The updated AIDA Country Report on the United Kingdom provides a detailed overview on legislative and practice-related developments from 2022 in asylum procedures, reception conditions, detention of asylum seekers, and content of international protection. It is accompanied by an annexe detailing the UK visa support schemes adopted in response to the displacement from Ukraine in 2022.

In 2022, 89,398 persons applied for asylum in the UK, mainly from Albania, Afghanistan and Iran. 18% of applicants were children. The recognition rate at first instance stood at 74% (70% refugee status, 4% subsidiary protection). However, the number of pending cases rose to 132,182 cases. The Home Office also served 21,532 claimants with ‘notices of intent’, although formally only 83 cases received inadmissibility decisions in 2021 and 2022.

The UK asylum legislative framework significantly evolved in 2022, starting with the Migration and Economic Development Partnership (MEDP) and Memorandum of Understanding (MoU) signed with Rwanda in April 2022. The MoU outsources the processing of asylum claims from some applicants in the UK by physically transferring them to Rwanda. The first planned flight was halted through an ECtHR interim measure in June 2022; at the national level individual decisions to transfer were quashed but the general principle of the MEDP was found to be legal in December 2022, a finding appealed by the individuals and CSOs.

Concurrently, the Nationality and Borders Act (NABA) gained Royal Assent in April 2022. Major developments from the NABA include putting into legislation inadmissibility rules per which a person deemed to have travelled through safe countries can be removed to that or another country; the differentiation between two groups of refugees, i.e. those deemed to have come directly to the UK, or having a reasonable excuse for not claiming asylum in the safe country through which they passed to reach the UK, or brought to the UK with prior authorisation (group 1 refugees), as opposed to the others (group 2 refugees); the removal of the right to appeal for cases deemed ‘clearly unfounded’; an obligation for asylum claims to be made at a designated place, thus inter alia prohibiting asking for asylum in UK territorial waters.

Access to the procedure worsened over 2022, with the average waiting time between registering an asylum claim and the screening interview more than tripling in the first quarter of 2022 to 67 days compared to the first quarter of 2021, and then further increasing to 121 days in quarter 3. At the same time, the backlog of cases rose significantly, concerning at the end of 2022 160,919 people. 88,929 cases had been pending for more than 6 months, 40,913 for 1 to 3 years.

The UK was also faced with a reception crisis, due to which the government continued using hotels to house persons in the asylum system. The NABA continues to foresee accommodation with shared sleeping quarters in the style of the former military barracks as a suitable accommodation solution for some asylum seekers, and guidance was issued at the end of the year in this regard. The situation is particularly concerning regarding children, with a number of them cared for outside the usual system, through the Home Office (and its contractors) instead of the local authorities, meaning children are outside of the framework and protection of children’s legislation.
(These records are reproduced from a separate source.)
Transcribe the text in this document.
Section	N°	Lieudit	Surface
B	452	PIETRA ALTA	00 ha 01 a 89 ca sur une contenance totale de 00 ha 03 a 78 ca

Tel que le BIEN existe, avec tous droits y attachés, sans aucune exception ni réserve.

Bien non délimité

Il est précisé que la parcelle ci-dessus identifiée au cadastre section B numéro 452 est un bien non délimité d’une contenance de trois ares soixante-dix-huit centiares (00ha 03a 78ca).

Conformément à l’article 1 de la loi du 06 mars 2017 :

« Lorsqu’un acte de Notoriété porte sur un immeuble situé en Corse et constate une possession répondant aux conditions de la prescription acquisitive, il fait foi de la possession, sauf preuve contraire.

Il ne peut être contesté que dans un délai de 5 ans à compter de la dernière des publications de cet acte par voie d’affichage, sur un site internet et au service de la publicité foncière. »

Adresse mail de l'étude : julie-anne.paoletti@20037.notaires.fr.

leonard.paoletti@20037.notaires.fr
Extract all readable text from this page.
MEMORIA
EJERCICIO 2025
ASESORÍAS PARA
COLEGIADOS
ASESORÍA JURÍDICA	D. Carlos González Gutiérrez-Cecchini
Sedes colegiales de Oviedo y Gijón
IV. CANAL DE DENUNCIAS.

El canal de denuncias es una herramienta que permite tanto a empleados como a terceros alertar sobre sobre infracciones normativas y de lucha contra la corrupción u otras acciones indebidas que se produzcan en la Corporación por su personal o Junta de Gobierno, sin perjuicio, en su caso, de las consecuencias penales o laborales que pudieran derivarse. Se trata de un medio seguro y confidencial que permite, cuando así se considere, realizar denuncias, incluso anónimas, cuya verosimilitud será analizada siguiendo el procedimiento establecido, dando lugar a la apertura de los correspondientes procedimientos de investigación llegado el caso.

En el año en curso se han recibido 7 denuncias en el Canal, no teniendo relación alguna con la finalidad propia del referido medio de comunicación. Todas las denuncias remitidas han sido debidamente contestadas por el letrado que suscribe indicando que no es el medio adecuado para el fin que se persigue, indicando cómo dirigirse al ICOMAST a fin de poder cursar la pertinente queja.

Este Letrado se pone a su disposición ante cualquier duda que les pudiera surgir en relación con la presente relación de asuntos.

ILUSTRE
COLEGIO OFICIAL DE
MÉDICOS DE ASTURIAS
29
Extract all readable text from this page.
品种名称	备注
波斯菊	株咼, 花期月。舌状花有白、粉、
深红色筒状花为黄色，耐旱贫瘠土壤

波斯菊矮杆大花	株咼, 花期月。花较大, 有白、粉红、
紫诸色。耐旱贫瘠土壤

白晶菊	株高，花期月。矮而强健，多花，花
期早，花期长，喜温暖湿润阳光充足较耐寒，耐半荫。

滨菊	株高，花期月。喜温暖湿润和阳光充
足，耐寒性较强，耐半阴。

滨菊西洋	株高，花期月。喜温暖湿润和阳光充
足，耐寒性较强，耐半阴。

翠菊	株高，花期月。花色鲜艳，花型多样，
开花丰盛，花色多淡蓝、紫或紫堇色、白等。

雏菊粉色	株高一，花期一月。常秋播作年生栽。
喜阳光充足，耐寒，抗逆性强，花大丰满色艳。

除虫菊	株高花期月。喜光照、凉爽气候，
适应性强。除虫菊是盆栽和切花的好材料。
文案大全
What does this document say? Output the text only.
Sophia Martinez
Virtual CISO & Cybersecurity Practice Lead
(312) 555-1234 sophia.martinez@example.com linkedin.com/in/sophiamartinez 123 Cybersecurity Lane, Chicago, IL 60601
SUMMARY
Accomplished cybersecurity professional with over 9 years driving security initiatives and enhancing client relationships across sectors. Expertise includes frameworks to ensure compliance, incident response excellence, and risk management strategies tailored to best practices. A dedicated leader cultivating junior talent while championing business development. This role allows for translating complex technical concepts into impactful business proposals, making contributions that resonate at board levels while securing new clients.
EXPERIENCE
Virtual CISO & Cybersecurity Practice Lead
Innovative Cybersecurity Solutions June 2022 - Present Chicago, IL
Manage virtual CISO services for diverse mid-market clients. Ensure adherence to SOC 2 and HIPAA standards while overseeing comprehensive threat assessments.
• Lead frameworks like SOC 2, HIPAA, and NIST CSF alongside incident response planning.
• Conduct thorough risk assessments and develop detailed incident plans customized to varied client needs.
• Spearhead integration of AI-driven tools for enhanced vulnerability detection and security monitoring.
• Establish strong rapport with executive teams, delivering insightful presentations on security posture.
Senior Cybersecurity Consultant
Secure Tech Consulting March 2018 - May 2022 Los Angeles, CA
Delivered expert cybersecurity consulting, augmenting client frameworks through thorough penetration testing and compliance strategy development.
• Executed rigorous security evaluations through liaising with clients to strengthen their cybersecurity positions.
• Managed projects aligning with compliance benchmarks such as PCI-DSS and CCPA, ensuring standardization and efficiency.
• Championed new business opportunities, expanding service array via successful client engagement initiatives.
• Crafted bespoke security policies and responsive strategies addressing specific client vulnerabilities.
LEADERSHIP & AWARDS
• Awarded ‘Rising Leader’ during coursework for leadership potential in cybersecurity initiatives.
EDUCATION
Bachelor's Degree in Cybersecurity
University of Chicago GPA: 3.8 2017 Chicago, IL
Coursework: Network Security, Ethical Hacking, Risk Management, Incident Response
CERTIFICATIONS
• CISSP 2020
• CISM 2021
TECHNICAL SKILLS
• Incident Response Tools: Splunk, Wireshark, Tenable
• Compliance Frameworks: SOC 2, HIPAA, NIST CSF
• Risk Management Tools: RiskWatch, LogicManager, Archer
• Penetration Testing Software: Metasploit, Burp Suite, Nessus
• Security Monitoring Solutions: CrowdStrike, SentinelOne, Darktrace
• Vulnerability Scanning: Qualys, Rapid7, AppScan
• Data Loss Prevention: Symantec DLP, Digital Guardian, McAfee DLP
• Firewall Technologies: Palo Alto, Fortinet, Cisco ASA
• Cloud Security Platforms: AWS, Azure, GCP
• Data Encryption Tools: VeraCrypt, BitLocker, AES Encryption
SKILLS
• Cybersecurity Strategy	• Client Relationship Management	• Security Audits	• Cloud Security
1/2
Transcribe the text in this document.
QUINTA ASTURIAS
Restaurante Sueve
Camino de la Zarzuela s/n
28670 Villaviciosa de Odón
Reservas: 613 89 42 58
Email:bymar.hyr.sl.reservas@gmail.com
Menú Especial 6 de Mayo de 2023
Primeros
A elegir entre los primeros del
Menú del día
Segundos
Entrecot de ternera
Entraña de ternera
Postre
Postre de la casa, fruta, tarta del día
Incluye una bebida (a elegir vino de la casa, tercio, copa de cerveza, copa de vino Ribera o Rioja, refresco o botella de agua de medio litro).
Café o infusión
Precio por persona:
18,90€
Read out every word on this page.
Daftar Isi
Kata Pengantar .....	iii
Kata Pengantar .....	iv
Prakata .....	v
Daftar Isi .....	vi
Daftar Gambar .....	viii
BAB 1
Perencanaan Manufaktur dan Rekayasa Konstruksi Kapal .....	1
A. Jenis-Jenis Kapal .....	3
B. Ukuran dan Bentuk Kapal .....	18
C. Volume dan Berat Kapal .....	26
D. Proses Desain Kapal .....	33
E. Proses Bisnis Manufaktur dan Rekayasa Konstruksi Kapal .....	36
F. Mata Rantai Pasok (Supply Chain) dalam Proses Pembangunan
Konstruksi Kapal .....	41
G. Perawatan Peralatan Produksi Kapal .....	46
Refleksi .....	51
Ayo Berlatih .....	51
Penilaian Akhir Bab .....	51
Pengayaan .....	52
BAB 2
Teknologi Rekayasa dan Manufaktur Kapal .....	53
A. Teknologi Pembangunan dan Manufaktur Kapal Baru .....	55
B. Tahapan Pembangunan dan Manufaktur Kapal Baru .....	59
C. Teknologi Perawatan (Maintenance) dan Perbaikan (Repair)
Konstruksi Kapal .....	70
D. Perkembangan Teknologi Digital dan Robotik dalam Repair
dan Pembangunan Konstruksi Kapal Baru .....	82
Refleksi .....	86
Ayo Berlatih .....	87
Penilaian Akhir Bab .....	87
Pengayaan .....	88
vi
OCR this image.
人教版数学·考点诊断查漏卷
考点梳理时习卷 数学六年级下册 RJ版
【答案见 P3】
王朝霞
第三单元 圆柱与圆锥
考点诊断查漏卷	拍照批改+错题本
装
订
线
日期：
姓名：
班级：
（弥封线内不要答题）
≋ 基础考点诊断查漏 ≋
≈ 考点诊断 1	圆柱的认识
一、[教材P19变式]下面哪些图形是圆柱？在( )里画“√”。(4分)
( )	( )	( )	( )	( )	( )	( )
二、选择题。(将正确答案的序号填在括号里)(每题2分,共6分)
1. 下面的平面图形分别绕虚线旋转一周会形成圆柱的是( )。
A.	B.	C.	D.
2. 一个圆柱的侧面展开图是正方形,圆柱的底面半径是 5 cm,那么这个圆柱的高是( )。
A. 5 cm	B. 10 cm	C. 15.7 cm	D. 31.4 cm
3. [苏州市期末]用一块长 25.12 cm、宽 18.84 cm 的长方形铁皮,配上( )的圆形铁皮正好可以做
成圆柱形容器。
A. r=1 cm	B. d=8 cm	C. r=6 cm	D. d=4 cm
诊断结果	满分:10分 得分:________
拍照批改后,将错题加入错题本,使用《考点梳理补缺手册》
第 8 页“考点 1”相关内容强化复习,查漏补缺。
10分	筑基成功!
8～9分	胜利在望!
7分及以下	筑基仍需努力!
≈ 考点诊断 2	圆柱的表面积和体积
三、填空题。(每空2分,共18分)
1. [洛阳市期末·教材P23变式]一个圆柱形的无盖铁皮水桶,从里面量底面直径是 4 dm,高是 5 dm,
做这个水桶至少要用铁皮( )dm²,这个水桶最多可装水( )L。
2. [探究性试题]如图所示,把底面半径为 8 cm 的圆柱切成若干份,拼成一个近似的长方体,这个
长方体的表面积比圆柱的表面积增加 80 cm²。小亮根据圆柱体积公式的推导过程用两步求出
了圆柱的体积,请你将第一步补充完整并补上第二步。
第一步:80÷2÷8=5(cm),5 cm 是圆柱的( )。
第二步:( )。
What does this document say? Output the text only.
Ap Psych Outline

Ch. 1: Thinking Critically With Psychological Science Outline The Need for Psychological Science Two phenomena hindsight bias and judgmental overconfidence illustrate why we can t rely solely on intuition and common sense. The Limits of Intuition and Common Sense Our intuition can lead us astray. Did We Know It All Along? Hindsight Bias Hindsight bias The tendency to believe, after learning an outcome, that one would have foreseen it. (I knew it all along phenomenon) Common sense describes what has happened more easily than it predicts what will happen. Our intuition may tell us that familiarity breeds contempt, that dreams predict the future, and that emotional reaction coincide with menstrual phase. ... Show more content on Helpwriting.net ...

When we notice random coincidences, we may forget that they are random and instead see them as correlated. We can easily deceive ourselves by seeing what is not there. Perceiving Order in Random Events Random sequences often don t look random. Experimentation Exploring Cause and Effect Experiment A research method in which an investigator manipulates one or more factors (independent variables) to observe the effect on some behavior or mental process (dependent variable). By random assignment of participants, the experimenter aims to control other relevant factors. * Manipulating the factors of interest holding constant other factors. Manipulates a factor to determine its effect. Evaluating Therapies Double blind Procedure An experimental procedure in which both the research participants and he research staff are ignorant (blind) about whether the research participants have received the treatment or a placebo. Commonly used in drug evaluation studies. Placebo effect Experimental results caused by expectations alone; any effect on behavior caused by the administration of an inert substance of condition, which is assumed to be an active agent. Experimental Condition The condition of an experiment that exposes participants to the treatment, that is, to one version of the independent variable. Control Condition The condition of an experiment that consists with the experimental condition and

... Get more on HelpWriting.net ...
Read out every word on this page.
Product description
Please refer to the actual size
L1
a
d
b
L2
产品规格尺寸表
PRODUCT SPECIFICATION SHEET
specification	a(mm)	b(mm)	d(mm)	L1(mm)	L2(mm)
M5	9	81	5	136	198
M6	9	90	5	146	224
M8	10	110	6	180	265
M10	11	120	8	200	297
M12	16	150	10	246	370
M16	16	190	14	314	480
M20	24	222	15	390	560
The number of asylum seekers in detention also rose in part due to the MEDP with Rwanda. At least 14,227 asylum seekers were detained in 2022 in immigration removal centres, representing 70% of all immigration detainees in 2022. A short-term holding facility was opened in 2022 to increase capacity but was then emptied and closed after high controversy over living conditions and following the death of a person having been held at the camp after arriving in the UK.

In parallel, in response to the full-scale invasion of Ukraine and subsequent displacement, the UK introduced three support schemes: a Ukraine Family Scheme, for those seeking to join a family in the UK, the visa sponsorship scheme ‘Homes for Ukraine’, a hosting programme; and the Ukraine Extension Scheme for those already in the United Kingdom. A total of 256,929 persons applied to be granted entry into the UK under the two visa schemes Ukraine Family and Homes for Ukraine, out of which 209,829 persons were allowed to enter and 154,500 actually entered the UK. The government further granted 15,169 extensions under the Ukraine Extension Scheme.